An officially registered group called Non-governmental Organization (NGO) apparently assures the farms' products are organic.
The project began in 1981.
Very interesting!

L M Ashton
06-27-2008, 05:47 AM
An NGO is a type of organization like corporation or private company. It usually means a charitable organization, although why it's called an NGO is beyond me - it doesn't make sense. But that's neither here nor there - NGO is a common term in this part of the world. I've done a search on organic certifying bodies and thus far have found nothing other than hints, so I don't know, but then, the Internet is still not really used by most companies and organizations here, so it doesn't mean much. I'm sceptical mostly because I know it's easy to bribe your way out of anything here, so laws and certification is not entirely meaningful, if you know what I mean. :)

So, you know, I dunno. :)

Sarita
06-27-2008, 05:54 AM
I was just reading an article, and I'll be damned if I can remember where, but it said that the gov't was thinking of offering a certain type of "interim" classification for those farms working on becoming organic, but just haven't met the time requirement, yet.
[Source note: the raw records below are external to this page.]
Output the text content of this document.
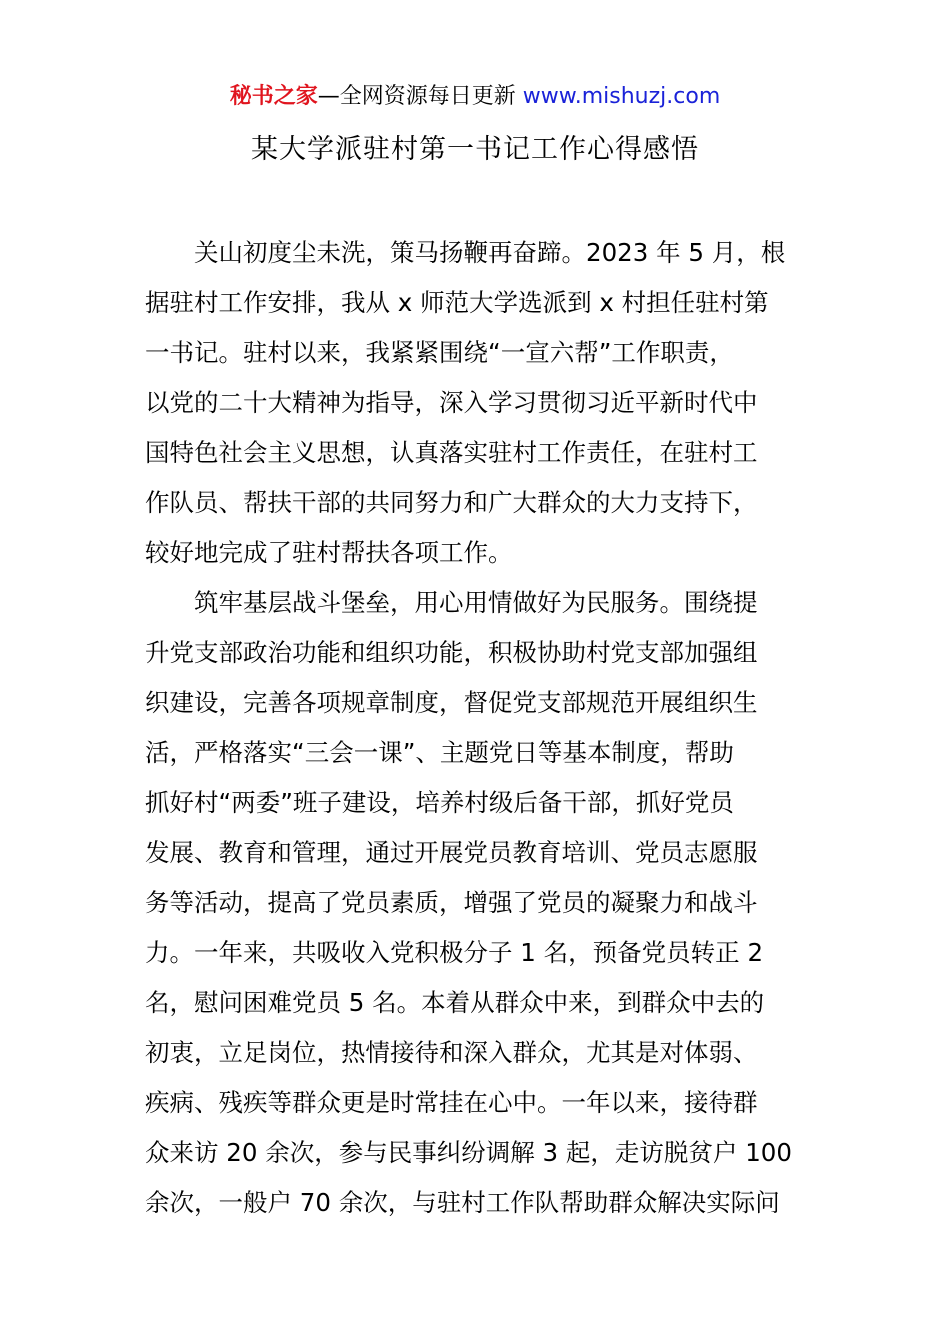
秘书之家—全网资源每日更新 www.mishuzj.com
某大学派驻村第一书记工作心得感悟

关山初度尘未洗，策马扬鞭再奋蹄。2023 年 5 月，根
据驻村工作安排，我从 x 师范大学选派到 x 村担任驻村第
一书记。驻村以来，我紧紧围绕“一宣六帮”工作职责，
以党的二十大精神为指导，深入学习贯彻习近平新时代中
国特色社会主义思想，认真落实驻村工作责任，在驻村工
作队员、帮扶干部的共同努力和广大群众的大力支持下，
较好地完成了驻村帮扶各项工作。

筑牢基层战斗堡垒，用心用情做好为民服务。围绕提
升党支部政治功能和组织功能，积极协助村党支部加强组
织建设，完善各项规章制度，督促党支部规范开展组织生
活，严格落实“三会一课”、主题党日等基本制度，帮助
抓好村“两委”班子建设，培养村级后备干部，抓好党员
发展、教育和管理，通过开展党员教育培训、党员志愿服
务等活动，提高了党员素质，增强了党员的凝聚力和战斗
力。一年来，共吸收入党积极分子 1 名，预备党员转正 2
名，慰问困难党员 5 名。本着从群众中来，到群众中去的
初衷，立足岗位，热情接待和深入群众，尤其是对体弱、
疾病、残疾等群众更是时常挂在心中。一年以来，接待群
众来访 20 余次，参与民事纠纷调解 3 起，走访脱贫户 100
余次，一般户 70 余次，与驻村工作队帮助群众解决实际问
I don't think it's implemented yet, but keep an eye out. Also, keep an eye out for those farms that you know to be organic who sell conventional products as well. Often times, these conventional produce items are just being grown on land that is soon to be organic certified.

Upbeat
06-27-2008, 06:29 AM
I was just reading an article, and I'll be damned if I can remember where, but it said that the gov't was thinking of offering a certain type of "interim" classification for those farms working on becoming organic, but just haven't met the time requirement, yet. I don't think it's implemented yet, but keep an eye out. Also, keep an eye out for those farms that you know to be organic who sell conventional products as well. Often times, these conventional produce items are just being grown on land that is soon to be organic certified.

Good...apparently there's more than one way to meet demand, with efforts in that direction in progress.